La recherche scientifique sauvagement amputée.

mardi 31 mai 2016.
 

Un gouvernement qui favorise les rentiers et se détourne de l’innovation scientifique et technologique.

Coupes budgétaires dans la recherche : huit grands chercheurs dénoncent « un suicide scientifique et industriel »

Source : Le Monde le 23/05/2016

http://www.lemonde.fr/idees/article...

Un projet de décret a été présenté en commission des finances de l’Assemblée nationale, mercredi 18 mai, annulant 256 millions d’euros de crédits sur la mission « recherche et enseignement supérieur ». La commission doit se prononcer sur ce texte mardi. Dans une tribune, publiée par « Le Monde », sept Prix Nobel et une médaille Fields (une récompense équivalente pour les mathématiques), dénoncent « un coup de massue » et décrivent des mesures qui « s’apparentent à un suicide scientifique et industriel ».
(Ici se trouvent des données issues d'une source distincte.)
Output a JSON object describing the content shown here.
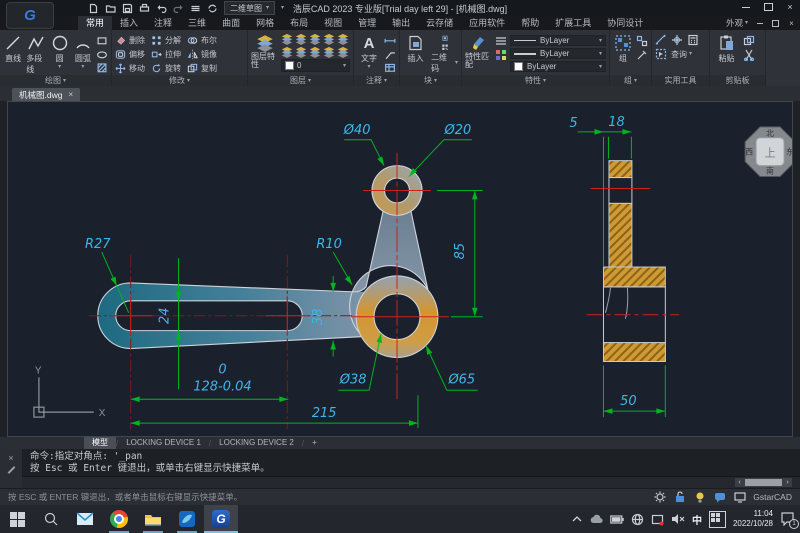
{
  "window": {
    "title": "浩辰CAD 2023 专业版[Trial day left 29] - [机械图.dwg]",
    "workspace": "二维草图",
    "appearance_menu": "外观"
  },
  "menu_tabs": {
    "items": [
      "常用",
      "插入",
      "注释",
      "三维",
      "曲面",
      "网格",
      "布局",
      "视图",
      "管理",
      "输出",
      "云存储",
      "应用软件",
      "帮助",
      "扩展工具",
      "协同设计"
    ],
    "active": "常用"
  },
  "ribbon": {
    "draw": {
      "label": "绘图",
      "line": "直线",
      "polyline": "多段线",
      "circle": "圆",
      "arc": "圆弧"
    },
    "modify": {
      "label": "修改",
      "erase": "删除",
      "explode": "分解",
      "boolean": "布尔",
      "offset": "偏移",
      "stretch": "拉伸",
      "mirror": "镜像",
      "move": "移动",
      "rotate": "旋转",
      "copy": "复制"
    },
    "layer": {
      "label": "图层",
      "properties": "图层特性",
      "current": "0"
    },
    "annotate": {
      "label": "注释",
      "text": "文字"
    },
    "block": {
      "label": "块",
      "insert": "插入",
      "qrcode": "二维码"
    },
    "properties": {
      "label": "特性",
      "match": "特性匹配",
      "bylayer1": "ByLayer",
      "bylayer2": "ByLayer",
      "bylayer3": "ByLayer"
    },
    "group": {
      "label": "组",
      "group_btn": "组"
    },
    "utilities": {
      "label": "实用工具",
      "query": "查询"
    },
    "clipboard": {
      "label": "剪贴板",
      "paste": "粘贴"
    }
  },
  "document_tab": {
    "name": "机械图.dwg"
  },
  "drawing": {
    "dims": {
      "top_outer": "Ø40",
      "top_inner": "Ø20",
      "left_radius": "R27",
      "fillet": "R10",
      "slot_width": "24",
      "arm_width": "38",
      "center_dist": "85",
      "boss_inner": "Ø38",
      "boss_outer": "Ø65",
      "tol_upper": "0",
      "length_tol": "128-0.04",
      "total_length": "215",
      "side_offset": "5",
      "side_width": "18",
      "side_base": "50"
    },
    "ucs": {
      "x": "X",
      "y": "Y"
    },
    "viewcube": {
      "top": "上",
      "north": "北",
      "south": "南",
      "east": "东",
      "west": "西"
    }
  },
  "layout_tabs": {
    "model": "模型",
    "tab1": "LOCKING DEVICE 1",
    "tab2": "LOCKING DEVICE 2",
    "add": "+"
  },
  "command": {
    "line1": "命令:指定对角点: '_pan",
    "line2": "按 Esc 或 Enter 键退出，或单击右键显示快捷菜单。"
  },
  "status": {
    "hint": "按 ESC 或 ENTER 键退出，或者单击鼠标右键显示快捷菜单。",
    "brand": "GstarCAD"
  },
  "taskbar": {
    "ime_lang": "中",
    "time": "11:04",
    "date": "2022/10/28",
    "badge": "1"
  },
  "colors": {
    "dim_line": "#00b41e",
    "dim_text": "#3fb6e8",
    "centerline": "#cc2020",
    "hatch": "#cf9a33",
    "part_teal": "#1d6a80",
    "part_steel": "#7e93a8"
  }
}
Hasards de l’actualité : nous avons appris le même jour que les dépenses de recherche et développement (R&D) de l’Etat fédéral allemand ont augmenté de 75 % en dix ans, et que le gouvernement français annulait 256 millions d’euros des crédits 2016 de la Mission recherche enseignement supérieur (Mires), représentant un quart des économies nécessaires pour financer les dépenses nouvelles annoncées depuis janvier.

Au sein de ces mesures, on note que les principaux organismes de recherche sont particulièrement touchés, le CEA, le CNRS, l’INRA et Inria, pour une annulation globale de 134 millions d’euros.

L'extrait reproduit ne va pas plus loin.